Through the Beartooth and Absoroka ranges of Montana and Wyoming into Yellowstone and then the Tetons, he pushed through Idaho and Nevada on his way to Northern California. From San Francisco to San Diego he rode the Pacific Coast Highway camping and sightseeing along the way. His use of motels was very limited and it was apparent he had spent the majority of nights under the stars.
As winter was gripping the northern states, he began his trip back home with another push up the coast of California. As winter began turning to spring, he followed the Oregon coast and eventually Portland. This leg of the trip would see the Columbia River valley along with a trek north across Washington to Spokane and then across the sliver of northern Idaho into Montana. Across the continental divide and the northern Rockies, his trip led him from Missoula to his current stop in Bozeman.
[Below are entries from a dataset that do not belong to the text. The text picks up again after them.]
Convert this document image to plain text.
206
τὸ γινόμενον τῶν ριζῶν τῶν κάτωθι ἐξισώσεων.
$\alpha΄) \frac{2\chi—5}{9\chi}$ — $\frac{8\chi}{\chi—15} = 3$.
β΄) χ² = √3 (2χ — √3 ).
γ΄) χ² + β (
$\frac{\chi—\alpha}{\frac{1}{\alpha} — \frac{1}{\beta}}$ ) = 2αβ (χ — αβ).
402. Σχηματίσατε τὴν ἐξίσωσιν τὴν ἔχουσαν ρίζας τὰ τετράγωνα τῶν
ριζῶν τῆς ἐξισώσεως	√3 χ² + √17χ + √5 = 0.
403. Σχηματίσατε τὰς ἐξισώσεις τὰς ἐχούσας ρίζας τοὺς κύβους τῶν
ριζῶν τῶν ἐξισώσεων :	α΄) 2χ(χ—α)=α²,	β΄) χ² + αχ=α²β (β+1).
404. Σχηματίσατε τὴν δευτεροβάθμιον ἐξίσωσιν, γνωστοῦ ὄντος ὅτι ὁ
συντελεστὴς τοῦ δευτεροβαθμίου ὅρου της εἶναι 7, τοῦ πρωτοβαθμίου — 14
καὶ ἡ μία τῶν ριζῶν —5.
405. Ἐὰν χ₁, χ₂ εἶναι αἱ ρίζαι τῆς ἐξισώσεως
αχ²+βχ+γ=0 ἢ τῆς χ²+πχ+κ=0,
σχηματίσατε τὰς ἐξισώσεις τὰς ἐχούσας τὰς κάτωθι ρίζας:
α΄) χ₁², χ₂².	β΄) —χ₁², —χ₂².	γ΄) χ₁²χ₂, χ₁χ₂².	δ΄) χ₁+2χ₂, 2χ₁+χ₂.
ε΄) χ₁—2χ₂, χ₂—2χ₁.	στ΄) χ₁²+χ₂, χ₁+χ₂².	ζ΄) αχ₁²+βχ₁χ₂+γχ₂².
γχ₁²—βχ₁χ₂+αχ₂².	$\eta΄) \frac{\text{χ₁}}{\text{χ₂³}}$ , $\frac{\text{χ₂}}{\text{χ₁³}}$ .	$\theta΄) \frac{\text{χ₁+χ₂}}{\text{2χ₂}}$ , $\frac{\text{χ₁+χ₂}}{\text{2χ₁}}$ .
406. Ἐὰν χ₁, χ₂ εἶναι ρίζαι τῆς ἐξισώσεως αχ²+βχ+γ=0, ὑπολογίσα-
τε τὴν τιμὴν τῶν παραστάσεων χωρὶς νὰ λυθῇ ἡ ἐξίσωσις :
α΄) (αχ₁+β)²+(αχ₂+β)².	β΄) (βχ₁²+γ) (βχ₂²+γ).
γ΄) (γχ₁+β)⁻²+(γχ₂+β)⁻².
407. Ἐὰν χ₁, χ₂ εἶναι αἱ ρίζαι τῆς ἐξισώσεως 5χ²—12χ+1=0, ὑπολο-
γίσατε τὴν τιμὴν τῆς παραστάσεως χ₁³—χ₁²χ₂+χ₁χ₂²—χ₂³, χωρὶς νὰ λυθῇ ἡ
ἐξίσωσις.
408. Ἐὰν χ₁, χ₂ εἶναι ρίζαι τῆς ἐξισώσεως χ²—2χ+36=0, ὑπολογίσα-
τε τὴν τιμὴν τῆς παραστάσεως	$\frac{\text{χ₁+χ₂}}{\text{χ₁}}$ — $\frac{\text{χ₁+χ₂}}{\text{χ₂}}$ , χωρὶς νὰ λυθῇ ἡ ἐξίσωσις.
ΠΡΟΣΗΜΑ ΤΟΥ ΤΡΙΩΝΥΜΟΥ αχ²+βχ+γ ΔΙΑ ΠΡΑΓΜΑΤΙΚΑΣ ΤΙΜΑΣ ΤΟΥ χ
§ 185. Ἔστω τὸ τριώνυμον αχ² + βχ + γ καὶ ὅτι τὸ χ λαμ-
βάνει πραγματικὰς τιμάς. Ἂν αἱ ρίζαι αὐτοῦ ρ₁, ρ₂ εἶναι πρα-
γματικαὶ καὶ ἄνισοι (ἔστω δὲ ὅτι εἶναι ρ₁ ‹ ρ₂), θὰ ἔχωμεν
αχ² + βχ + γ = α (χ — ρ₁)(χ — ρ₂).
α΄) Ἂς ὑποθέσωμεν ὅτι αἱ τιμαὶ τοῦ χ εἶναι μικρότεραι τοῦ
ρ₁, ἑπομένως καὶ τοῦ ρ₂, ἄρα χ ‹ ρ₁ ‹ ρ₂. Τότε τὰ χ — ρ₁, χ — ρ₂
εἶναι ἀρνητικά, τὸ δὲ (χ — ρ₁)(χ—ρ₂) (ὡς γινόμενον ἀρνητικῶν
As he was gathering some hygiene items and anxious for the e-mail the library would provide, I asked about his thoughts on blogging or writing an article on his adventure. He said he had given a couple interviews in California when he was approached by reporters and this prompted him to write detailed notes of his trip should he wish to put pen to paper. The rest of our conversation involved bike maintenance, road hazards, weather, and planning. He had taken them all in stride and gave the impression that he was never too concerned, but had faith in enjoying the trip and the next day's miles.
He would soon be home with both a monumental victory and life changing adventure in his memory. It was an inspiring story and a great encounter. You never know the plight of the man or woman next to you on the street.
We hope to see this story told in a book, blog, or article over the next several months and wish him the best of success in his future endeavors!